作者
Be‐Sheng Kuo,Chao-Hung Li,Jiun-Bo Chen,Yu-Yu Shiung,Chia‐Yu Chu,Chih-Hung Lee,Yaw-Jen Liu,Je-Hung Kuo,Cindy H. Hsu,Hsiao-Wen Su,Ywan-Feng Li,Annie Lai,Yueh-Feng Ho,Yi-Ning Cheng,Hong-Xuan Huang,Meng-Chung Lung,Ming-Syue Wu,Fan Yang,Chia-Hsiang Lin,William W. Tseng,Jasper B. Yang,Chia‐Yin Lin,Pei-Hua Tsai,Heng-Kwei Chang,Yi-Jen Wang,Techeng Chen,Shugene Lynn,Liao Ming-yang,Chang Yi Wang
摘要
Over the last 2 decades, omalizumab is the only anti-IgE antibody that has been approved for asthma and chronic spontaneous urticaria (CSU).
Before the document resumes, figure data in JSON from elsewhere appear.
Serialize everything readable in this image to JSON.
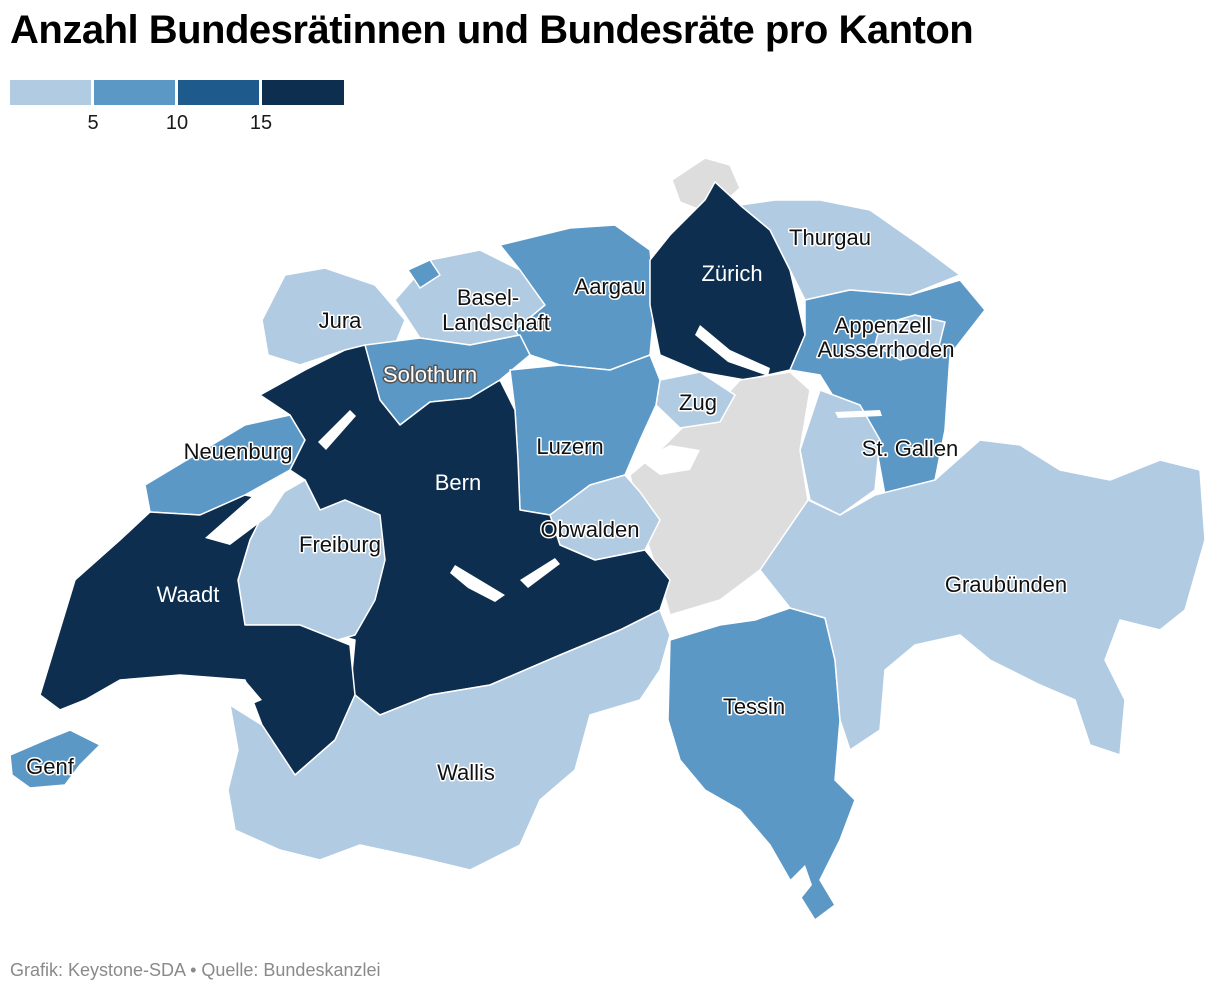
{
  "title": "Anzahl Bundesrätinnen und Bundesräte pro Kanton",
  "legend": {
    "ticks": [
      "5",
      "10",
      "15"
    ],
    "colors": [
      "#b1cbe3",
      "#5b98c6",
      "#1e5b8c",
      "#0d2e4f"
    ]
  },
  "map": {
    "no_data_color": "#dddddd",
    "cantons": [
      {
        "name": "Jura",
        "class": 1
      },
      {
        "name": "Basel-",
        "name2": "Landschaft",
        "class": 1
      },
      {
        "name": "Aargau",
        "class": 2
      },
      {
        "name": "Zürich",
        "class": 4
      },
      {
        "name": "Thurgau",
        "class": 1
      },
      {
        "name": "Appenzell",
        "name2": "Ausserrhoden",
        "class": 2
      },
      {
        "name": "Solothurn",
        "class": 2
      },
      {
        "name": "Zug",
        "class": 1
      },
      {
        "name": "St. Gallen",
        "class": 2
      },
      {
        "name": "Neuenburg",
        "class": 2
      },
      {
        "name": "Luzern",
        "class": 2
      },
      {
        "name": "Bern",
        "class": 4
      },
      {
        "name": "Obwalden",
        "class": 1
      },
      {
        "name": "Freiburg",
        "class": 1
      },
      {
        "name": "Waadt",
        "class": 4
      },
      {
        "name": "Graubünden",
        "class": 1
      },
      {
        "name": "Tessin",
        "class": 2
      },
      {
        "name": "Genf",
        "class": 2
      },
      {
        "name": "Wallis",
        "class": 1
      }
    ]
  },
  "source": "Grafik: Keystone-SDA • Quelle: Bundeskanzlei"
}
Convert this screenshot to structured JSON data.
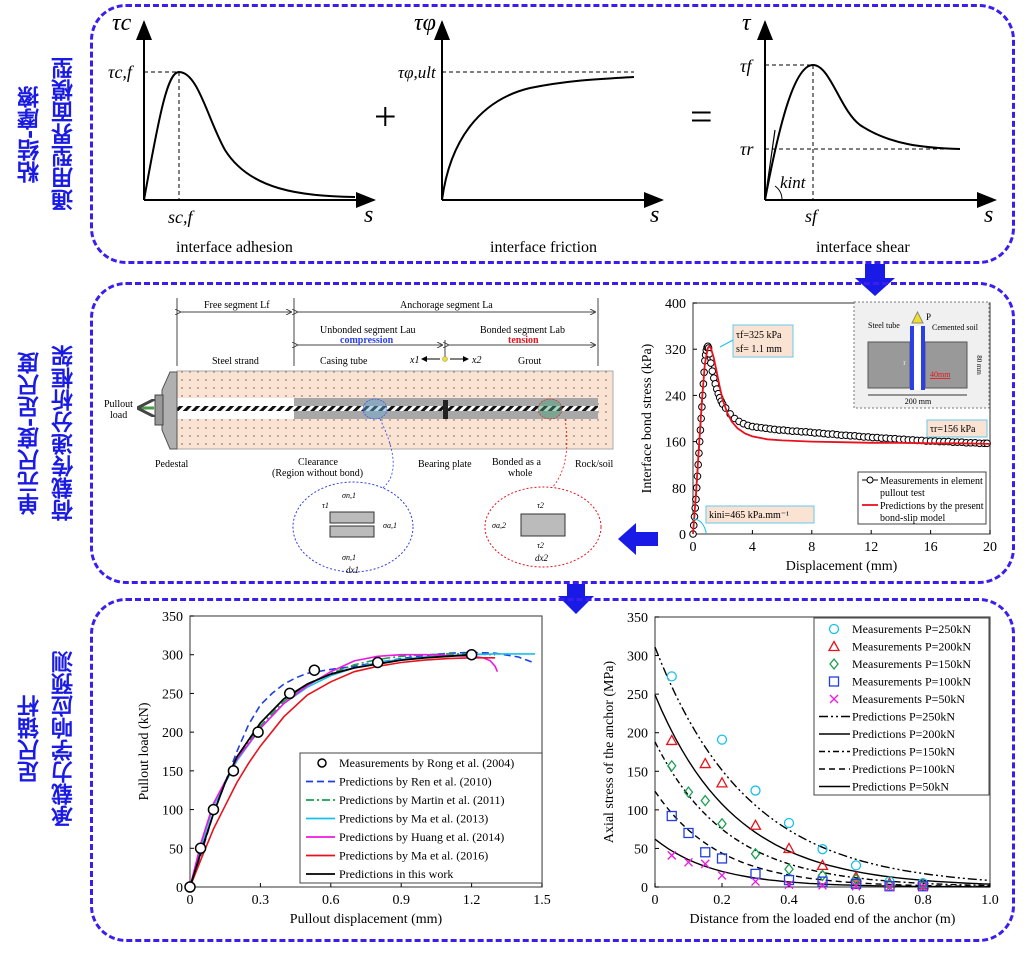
{
  "colors": {
    "panel_border": "#3a1ef0",
    "side_label": "#1a1ae6",
    "arrow": "#1a1ae6"
  },
  "panel1": {
    "side_label": [
      "粘结-摩擦",
      "通用型界面模型"
    ],
    "plus": "+",
    "equals": "=",
    "adhesion": {
      "y_axis": "τc",
      "peak_label": "τc,f",
      "x_mark": "sc,f",
      "x_axis": "s",
      "caption": "interface adhesion"
    },
    "friction": {
      "y_axis": "τφ",
      "ult_label": "τφ,ult",
      "x_axis": "s",
      "caption": "interface friction"
    },
    "shear": {
      "y_axis": "τ",
      "peak_label": "τf",
      "residual_label": "τr",
      "k_label": "kint",
      "x_mark": "sf",
      "x_axis": "s",
      "caption": "interface shear"
    }
  },
  "panel2": {
    "side_label": [
      "单元尺度-足尺度",
      "荷载传递分析框架"
    ],
    "schematic": {
      "free_segment": "Free segment Lf",
      "anchorage_segment": "Anchorage segment La",
      "unbonded_segment": "Unbonded segment Lau",
      "compression": "compression",
      "bonded_segment": "Bonded segment Lab",
      "tension": "tension",
      "steel_strand": "Steel strand",
      "casing_tube": "Casing tube",
      "x1": "x1",
      "x2": "x2",
      "grout": "Grout",
      "pullout_load": [
        "Pullout",
        "load"
      ],
      "pedestal": "Pedestal",
      "clearance": [
        "Clearance",
        "(Region without bond)"
      ],
      "bearing_plate": "Bearing plate",
      "bonded_whole": [
        "Bonded as a",
        "whole"
      ],
      "rock_soil": "Rock/soil",
      "element1": {
        "sigma_n": "σn,1",
        "tau": "τ1",
        "sigma_a": "σa,1",
        "sigma_a_d": "σa,1+dσa,1",
        "dx": "dx1"
      },
      "element2": {
        "tau": "τ2",
        "sigma_a": "σa,2",
        "sigma_a_d": "σa,2+dσa,2",
        "dx": "dx2"
      }
    }
  },
  "panel3": {
    "side_label": [
      "足尺锚杆",
      "承载力学响应预测"
    ]
  },
  "chart_data": [
    {
      "type": "scatter",
      "title": "",
      "xlabel": "Displacement (mm)",
      "ylabel": "Interface bond stress (kPa)",
      "xlim": [
        0,
        20
      ],
      "ylim": [
        0,
        400
      ],
      "xticks": [
        0,
        4,
        8,
        12,
        16,
        20
      ],
      "yticks": [
        0,
        80,
        160,
        240,
        320,
        400
      ],
      "legend_position": "bottom-right",
      "annotations": [
        "τf=325 kPa",
        "sf= 1.1 mm",
        "τr=156 kPa",
        "kini=465 kPa.mm⁻¹"
      ],
      "inset": {
        "steel_tube": "Steel tube",
        "P": "P",
        "cemented_soil": "Cemented soil",
        "tau": "τ",
        "d40": "40mm",
        "h80": "80 mm",
        "w200": "200 mm"
      },
      "series": [
        {
          "name": "Measurements in element pullout test",
          "marker": "circle",
          "color": "#000000",
          "x": [
            0,
            0.05,
            0.1,
            0.15,
            0.2,
            0.25,
            0.3,
            0.35,
            0.4,
            0.45,
            0.5,
            0.55,
            0.6,
            0.65,
            0.7,
            0.75,
            0.8,
            0.85,
            0.9,
            0.95,
            1.0,
            1.05,
            1.1,
            1.2,
            1.3,
            1.4,
            1.5,
            1.6,
            1.7,
            1.8,
            1.9,
            2.0,
            2.2,
            2.5,
            2.8,
            3.1,
            3.4,
            3.7,
            4.0,
            4.3,
            4.6,
            4.9,
            5.2,
            5.5,
            5.8,
            6.1,
            6.4,
            6.7,
            7.0,
            7.3,
            7.6,
            7.9,
            8.2,
            8.5,
            8.8,
            9.1,
            9.4,
            9.7,
            10.0,
            10.3,
            10.6,
            10.9,
            11.2,
            11.5,
            11.8,
            12.1,
            12.4,
            12.7,
            13.0,
            13.3,
            13.6,
            13.9,
            14.2,
            14.5,
            14.8,
            15.1,
            15.4,
            15.7,
            16.0,
            16.3,
            16.6,
            16.9,
            17.2,
            17.5,
            17.8,
            18.1,
            18.4,
            18.7,
            19.0,
            19.3,
            19.6,
            19.8
          ],
          "y": [
            0,
            15,
            30,
            45,
            60,
            80,
            100,
            120,
            140,
            160,
            180,
            200,
            220,
            240,
            260,
            280,
            300,
            310,
            318,
            323,
            325,
            322,
            312,
            296,
            282,
            270,
            260,
            251,
            243,
            236,
            230,
            225,
            218,
            208,
            200,
            195,
            191,
            188,
            186,
            185,
            184,
            183,
            182,
            181,
            180,
            180,
            179,
            178,
            178,
            177,
            177,
            176,
            175,
            175,
            174,
            173,
            173,
            172,
            171,
            171,
            170,
            170,
            169,
            168,
            168,
            167,
            167,
            166,
            166,
            165,
            165,
            164,
            164,
            163,
            163,
            162,
            162,
            161,
            161,
            161,
            160,
            160,
            160,
            159,
            159,
            159,
            158,
            158,
            158,
            157,
            157,
            157
          ]
        },
        {
          "name": "Predictions by the present bond-slip model",
          "line": "solid",
          "color": "#e8121c",
          "x": [
            0,
            0.2,
            0.4,
            0.6,
            0.8,
            1.0,
            1.1,
            1.2,
            1.4,
            1.6,
            1.8,
            2.0,
            2.3,
            2.6,
            3.0,
            3.5,
            4,
            5,
            6,
            8,
            10,
            12,
            14,
            16,
            18,
            20
          ],
          "y": [
            0,
            70,
            150,
            230,
            295,
            322,
            325,
            322,
            305,
            280,
            255,
            232,
            210,
            195,
            183,
            174,
            169,
            164,
            162,
            160,
            159,
            158,
            158,
            157,
            157,
            156
          ]
        }
      ]
    },
    {
      "type": "line",
      "title": "",
      "xlabel": "Pullout displacement (mm)",
      "ylabel": "Pullout load (kN)",
      "xlim": [
        0,
        1.5
      ],
      "ylim": [
        0,
        350
      ],
      "xticks": [
        0,
        0.3,
        0.6,
        0.9,
        1.2,
        1.5
      ],
      "yticks": [
        0,
        50,
        100,
        150,
        200,
        250,
        300,
        350
      ],
      "legend_position": "bottom-right",
      "series": [
        {
          "name": "Measurements by Rong et al. (2004)",
          "style": "markers",
          "color": "#000000",
          "x": [
            0,
            0.045,
            0.1,
            0.185,
            0.29,
            0.425,
            0.53,
            0.8,
            1.2
          ],
          "y": [
            0,
            50,
            100,
            150,
            200,
            250,
            280,
            290,
            300
          ]
        },
        {
          "name": "Predictions by Ren et al. (2010)",
          "style": "dashed",
          "color": "#1f3fe0",
          "x": [
            0,
            0.05,
            0.1,
            0.15,
            0.2,
            0.25,
            0.3,
            0.35,
            0.4,
            0.45,
            0.5,
            0.6,
            0.7,
            0.8,
            0.9,
            1.0,
            1.1,
            1.2,
            1.3,
            1.4,
            1.47
          ],
          "y": [
            0,
            45,
            95,
            135,
            175,
            210,
            235,
            250,
            262,
            270,
            276,
            281,
            285,
            290,
            295,
            299,
            302,
            303,
            302,
            297,
            289
          ]
        },
        {
          "name": "Predictions by Martin et al. (2011)",
          "style": "dashdot",
          "color": "#1aa050",
          "x": [
            0,
            0.05,
            0.1,
            0.2,
            0.3,
            0.4,
            0.5,
            0.6,
            0.7,
            0.8,
            0.9,
            1.0,
            1.1,
            1.2,
            1.3
          ],
          "y": [
            0,
            55,
            105,
            165,
            208,
            240,
            262,
            276,
            287,
            294,
            298,
            300,
            301,
            301,
            300
          ]
        },
        {
          "name": "Predictions by Ma et al. (2013)",
          "style": "solid-x",
          "color": "#18c0ec",
          "x": [
            0,
            0.05,
            0.1,
            0.2,
            0.3,
            0.4,
            0.5,
            0.6,
            0.7,
            0.8,
            0.9,
            1.0,
            1.1,
            1.2,
            1.3,
            1.4,
            1.47
          ],
          "y": [
            0,
            55,
            105,
            163,
            205,
            237,
            258,
            273,
            283,
            290,
            294,
            297,
            299,
            300,
            301,
            301,
            301
          ]
        },
        {
          "name": "Predictions by Huang et al. (2014)",
          "style": "solid",
          "color": "#ee18e0",
          "x": [
            0,
            0.05,
            0.1,
            0.2,
            0.3,
            0.4,
            0.5,
            0.6,
            0.7,
            0.8,
            0.9,
            1.0,
            1.1,
            1.2,
            1.25,
            1.28,
            1.3,
            1.31
          ],
          "y": [
            0,
            60,
            108,
            165,
            205,
            237,
            260,
            278,
            292,
            298,
            300,
            300,
            299,
            298,
            296,
            292,
            285,
            278
          ]
        },
        {
          "name": "Predictions by Ma et al. (2016)",
          "style": "solid-tick",
          "color": "#e8121c",
          "x": [
            0,
            0.05,
            0.1,
            0.15,
            0.2,
            0.25,
            0.3,
            0.4,
            0.5,
            0.6,
            0.7,
            0.8,
            0.9,
            1.0,
            1.1,
            1.2,
            1.3
          ],
          "y": [
            0,
            38,
            75,
            105,
            135,
            160,
            182,
            220,
            248,
            265,
            278,
            285,
            290,
            293,
            295,
            296,
            296
          ]
        },
        {
          "name": "Predictions in this work",
          "style": "solid",
          "color": "#000000",
          "x": [
            0,
            0.05,
            0.1,
            0.15,
            0.2,
            0.3,
            0.4,
            0.5,
            0.6,
            0.7,
            0.8,
            0.9,
            1.0,
            1.1,
            1.2
          ],
          "y": [
            0,
            48,
            95,
            135,
            168,
            212,
            243,
            262,
            275,
            283,
            288,
            293,
            296,
            298,
            300
          ]
        }
      ]
    },
    {
      "type": "scatter",
      "title": "",
      "xlabel": "Distance from the loaded end of the anchor (m)",
      "ylabel": "Axial stress of the anchor (MPa)",
      "xlim": [
        0,
        1.0
      ],
      "ylim": [
        0,
        350
      ],
      "xticks": [
        "0",
        "0.2",
        "0.4",
        "0.6",
        "0.8",
        "1.0"
      ],
      "yticks": [
        0,
        50,
        100,
        150,
        200,
        250,
        300,
        350
      ],
      "legend_position": "top-right",
      "measurements": [
        {
          "name": "Measurements P=250kN",
          "marker": "circle",
          "color": "#18c0ec",
          "x": [
            0.05,
            0.2,
            0.3,
            0.4,
            0.5,
            0.6,
            0.7,
            0.8
          ],
          "y": [
            273,
            191,
            125,
            83,
            49,
            28,
            7,
            5
          ]
        },
        {
          "name": "Measurements P=200kN",
          "marker": "triangle",
          "color": "#e8121c",
          "x": [
            0.05,
            0.15,
            0.2,
            0.3,
            0.4,
            0.5,
            0.6,
            0.7,
            0.8
          ],
          "y": [
            190,
            160,
            135,
            80,
            50,
            28,
            13,
            5,
            3
          ]
        },
        {
          "name": "Measurements P=150kN",
          "marker": "diamond",
          "color": "#1aa050",
          "x": [
            0.05,
            0.1,
            0.15,
            0.2,
            0.3,
            0.4,
            0.5,
            0.6,
            0.7,
            0.8
          ],
          "y": [
            157,
            123,
            112,
            82,
            43,
            23,
            15,
            10,
            3,
            2
          ]
        },
        {
          "name": "Measurements P=100kN",
          "marker": "square",
          "color": "#1f3fe0",
          "x": [
            0.05,
            0.1,
            0.15,
            0.2,
            0.3,
            0.4,
            0.5,
            0.6,
            0.7,
            0.8
          ],
          "y": [
            92,
            70,
            45,
            37,
            17,
            9,
            7,
            4,
            1,
            1
          ]
        },
        {
          "name": "Measurements P=50kN",
          "marker": "x",
          "color": "#ee18e0",
          "x": [
            0.05,
            0.1,
            0.15,
            0.2,
            0.3,
            0.4,
            0.5,
            0.6,
            0.7,
            0.8
          ],
          "y": [
            41,
            32,
            30,
            15,
            7,
            3,
            2,
            1,
            0,
            0
          ]
        }
      ],
      "predictions": [
        {
          "name": "Predictions P=250kN",
          "style": "dashdotdot",
          "y0": 311,
          "decay": 3.6
        },
        {
          "name": "Predictions P=200kN",
          "style": "solid-plus",
          "y0": 249,
          "decay": 4.2
        },
        {
          "name": "Predictions P=150kN",
          "style": "dashdot",
          "y0": 188,
          "decay": 4.6
        },
        {
          "name": "Predictions P=100kN",
          "style": "dashed",
          "y0": 124,
          "decay": 5.2
        },
        {
          "name": "Predictions P=50kN",
          "style": "solid",
          "y0": 62,
          "decay": 5.6
        }
      ]
    }
  ]
}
Ligelizumab, a higher-affinity anti-IgE mAb and the only rival viable candidate in late-stage clinical trials, showed anti-CSU efficacy superior to that of omalizumab in phase IIb but not in phase III. This report features the antigenic-functional characteristics of UB-221, an anti-IgE mAb of a newer class that is distinct from omalizumab and ligelizumab. UB-221, in free form, bound abundantly to CD23-occupied IgE and, in oligomeric mAb-IgE complex forms, freely engaged CD23, while ligelizumab reacted limitedly and omalizumab stayed inert toward CD23; these observations are consistent with UB-221 outperforming ligelizumab and omalizumab in CD23-mediated downregulation of IgE production. UB-221 bound IgE with a strong affinity to prevent FcԑRI-mediated basophil activation and degranulation, exhibiting superior IgE-neutralizing activity to that of omalizumab. UB-221 and ligelizumab bound cellular IgE and effectively neutralized IgE in sera of patients with atopic dermatitis with equal strength, while omalizumab lagged behind. A single UB-221 dose administered to cynomolgus macaques and human IgE (ε, κ)-knockin mice could induce rapid, pronounced serum-IgE reduction. A single UB-221 dose administered to patients with CSU in a first-in-human trial exhibited durable disease symptom relief in parallel with a rapid reduction in serum free-IgE level.